“sad mortality o'ersways their power”
'O'ersways' means overpowers or overrules by superior force — death outweighs brass, stone, earth, and sea in any contest. 'Sad' here means grave or serious, not sorrowful.
“shall beauty hold a plea, Whose action is no stronger than a flower”
The poet casts beauty's struggle against time as a lawsuit it cannot win. 'Hold a plea' means sustain a legal case in court; 'action' is a legal term for a formal suit. Beauty's case collapses because its only evidence — a flower — will not last long enough for the hearing.
historical The sonnet form“wrackful siege of battering days, When rocks impregnable are not so stout, Nor gates of steel so strong but Time decays”

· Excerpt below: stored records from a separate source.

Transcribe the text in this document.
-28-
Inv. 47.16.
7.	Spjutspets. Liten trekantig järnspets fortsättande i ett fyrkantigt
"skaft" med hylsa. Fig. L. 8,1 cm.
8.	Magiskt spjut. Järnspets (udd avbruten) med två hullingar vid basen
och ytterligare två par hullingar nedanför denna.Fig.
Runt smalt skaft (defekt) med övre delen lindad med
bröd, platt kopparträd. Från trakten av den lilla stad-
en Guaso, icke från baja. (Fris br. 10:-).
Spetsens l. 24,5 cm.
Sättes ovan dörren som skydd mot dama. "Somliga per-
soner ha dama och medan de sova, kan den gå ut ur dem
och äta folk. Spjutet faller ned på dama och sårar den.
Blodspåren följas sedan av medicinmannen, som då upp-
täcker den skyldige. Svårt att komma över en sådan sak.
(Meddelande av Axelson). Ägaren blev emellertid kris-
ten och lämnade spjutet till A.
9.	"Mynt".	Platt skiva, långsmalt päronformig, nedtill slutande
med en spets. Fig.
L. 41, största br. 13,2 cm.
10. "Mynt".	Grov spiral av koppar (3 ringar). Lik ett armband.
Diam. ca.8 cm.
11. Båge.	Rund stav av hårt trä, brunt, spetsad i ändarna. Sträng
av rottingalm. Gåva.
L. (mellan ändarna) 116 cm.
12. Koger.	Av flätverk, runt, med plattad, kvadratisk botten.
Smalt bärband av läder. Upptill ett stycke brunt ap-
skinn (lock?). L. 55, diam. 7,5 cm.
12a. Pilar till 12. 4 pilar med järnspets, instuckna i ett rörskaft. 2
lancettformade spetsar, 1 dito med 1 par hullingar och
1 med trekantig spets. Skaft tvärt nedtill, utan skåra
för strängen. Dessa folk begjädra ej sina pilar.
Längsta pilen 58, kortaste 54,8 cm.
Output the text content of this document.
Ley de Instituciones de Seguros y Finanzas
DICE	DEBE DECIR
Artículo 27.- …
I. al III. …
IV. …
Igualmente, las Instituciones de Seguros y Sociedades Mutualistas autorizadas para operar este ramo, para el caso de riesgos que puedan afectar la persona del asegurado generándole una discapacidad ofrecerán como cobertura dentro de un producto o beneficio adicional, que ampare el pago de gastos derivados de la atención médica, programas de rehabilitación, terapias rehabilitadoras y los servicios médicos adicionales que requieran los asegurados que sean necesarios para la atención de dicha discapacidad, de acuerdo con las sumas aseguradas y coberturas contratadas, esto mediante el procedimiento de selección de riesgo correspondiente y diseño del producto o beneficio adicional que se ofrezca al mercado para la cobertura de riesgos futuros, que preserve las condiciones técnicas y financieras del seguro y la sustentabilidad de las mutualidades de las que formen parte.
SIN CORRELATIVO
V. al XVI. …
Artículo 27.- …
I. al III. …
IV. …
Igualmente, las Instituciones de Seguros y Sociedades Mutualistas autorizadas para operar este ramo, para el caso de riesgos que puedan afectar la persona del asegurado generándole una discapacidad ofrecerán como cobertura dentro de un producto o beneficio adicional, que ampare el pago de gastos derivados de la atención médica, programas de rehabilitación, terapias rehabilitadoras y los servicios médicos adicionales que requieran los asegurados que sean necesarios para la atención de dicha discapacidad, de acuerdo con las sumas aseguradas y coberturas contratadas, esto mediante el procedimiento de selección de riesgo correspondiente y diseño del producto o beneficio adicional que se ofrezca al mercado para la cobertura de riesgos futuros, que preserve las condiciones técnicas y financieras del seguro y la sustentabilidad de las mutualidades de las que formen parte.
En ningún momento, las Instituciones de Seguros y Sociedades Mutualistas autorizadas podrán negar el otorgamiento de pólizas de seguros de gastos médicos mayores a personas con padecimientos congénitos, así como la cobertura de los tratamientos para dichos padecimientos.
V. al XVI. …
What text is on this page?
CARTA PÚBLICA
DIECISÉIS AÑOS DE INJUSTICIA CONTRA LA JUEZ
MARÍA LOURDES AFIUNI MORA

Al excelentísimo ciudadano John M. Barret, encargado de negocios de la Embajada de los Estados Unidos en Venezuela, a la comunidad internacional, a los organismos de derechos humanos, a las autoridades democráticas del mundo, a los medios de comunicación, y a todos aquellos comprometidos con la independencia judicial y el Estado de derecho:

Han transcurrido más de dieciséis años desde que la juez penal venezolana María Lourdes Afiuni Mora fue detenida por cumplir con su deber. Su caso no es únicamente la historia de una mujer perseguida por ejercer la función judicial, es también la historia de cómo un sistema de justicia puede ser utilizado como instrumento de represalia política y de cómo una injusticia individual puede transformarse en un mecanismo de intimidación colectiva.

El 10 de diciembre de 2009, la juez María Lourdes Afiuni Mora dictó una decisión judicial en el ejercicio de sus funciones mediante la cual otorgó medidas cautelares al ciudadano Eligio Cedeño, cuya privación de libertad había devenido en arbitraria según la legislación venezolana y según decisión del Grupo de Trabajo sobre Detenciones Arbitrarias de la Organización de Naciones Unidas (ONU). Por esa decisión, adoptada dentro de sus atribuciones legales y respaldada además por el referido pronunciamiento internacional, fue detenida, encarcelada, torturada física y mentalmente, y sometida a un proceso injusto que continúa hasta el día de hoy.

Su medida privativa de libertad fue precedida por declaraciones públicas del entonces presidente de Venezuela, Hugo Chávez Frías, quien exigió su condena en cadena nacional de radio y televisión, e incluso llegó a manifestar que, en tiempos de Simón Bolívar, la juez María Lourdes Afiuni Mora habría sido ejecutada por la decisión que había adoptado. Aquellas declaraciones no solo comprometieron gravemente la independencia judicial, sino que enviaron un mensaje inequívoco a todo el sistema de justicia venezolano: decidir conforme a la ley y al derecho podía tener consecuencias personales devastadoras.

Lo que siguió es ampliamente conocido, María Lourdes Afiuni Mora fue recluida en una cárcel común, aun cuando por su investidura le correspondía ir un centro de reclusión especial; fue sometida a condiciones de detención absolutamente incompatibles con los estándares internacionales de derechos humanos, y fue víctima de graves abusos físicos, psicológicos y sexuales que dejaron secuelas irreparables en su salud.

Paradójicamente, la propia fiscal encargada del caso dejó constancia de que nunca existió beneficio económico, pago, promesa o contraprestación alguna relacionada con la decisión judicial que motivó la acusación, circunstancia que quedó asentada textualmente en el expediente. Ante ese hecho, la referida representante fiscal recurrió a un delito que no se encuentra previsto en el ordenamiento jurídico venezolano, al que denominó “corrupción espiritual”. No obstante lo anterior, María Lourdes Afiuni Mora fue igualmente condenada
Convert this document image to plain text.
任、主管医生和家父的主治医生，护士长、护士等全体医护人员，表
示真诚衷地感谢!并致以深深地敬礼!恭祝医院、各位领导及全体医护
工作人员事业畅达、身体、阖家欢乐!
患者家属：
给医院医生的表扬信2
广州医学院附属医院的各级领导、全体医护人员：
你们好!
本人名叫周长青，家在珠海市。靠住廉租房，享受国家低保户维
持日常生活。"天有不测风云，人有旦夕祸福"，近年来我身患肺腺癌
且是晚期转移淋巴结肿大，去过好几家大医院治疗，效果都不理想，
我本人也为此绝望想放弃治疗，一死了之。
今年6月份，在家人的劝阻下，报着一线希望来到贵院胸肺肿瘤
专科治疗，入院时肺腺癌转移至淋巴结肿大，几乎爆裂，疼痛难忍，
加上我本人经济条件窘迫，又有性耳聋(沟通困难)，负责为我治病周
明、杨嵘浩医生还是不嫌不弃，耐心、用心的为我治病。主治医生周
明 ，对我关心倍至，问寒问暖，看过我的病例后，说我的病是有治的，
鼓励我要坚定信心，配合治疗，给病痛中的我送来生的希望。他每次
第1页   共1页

'Wrackful' means causing wreck and ruin — utterly destructive. The poet stacks military images: days become battering-rams, time lays siege, and even 'impregnable' rocks (those that cannot be captured by assault) and steel gates must eventually fall. 'Stout' means sturdy or resistant, not fat.
“Time's best jewel from Time's chest lie hid”
The poet imagines beauty as a jewel that belongs to Time — kept in Time's chest (treasure-box), from which there is no escape. The sestet's central question is whether anything can be hidden away from Time, which owns and ultimately claims everything beautiful.
“his spoil of beauty can forbid”
'Spoil' means plunder — what a raider carries off after sacking a city. Time is cast as a conqueror looting beauty; the question is who can 'forbid' (prevent) the robbery. The word carries the full weight of military conquest: beauty is left stripped and ruined.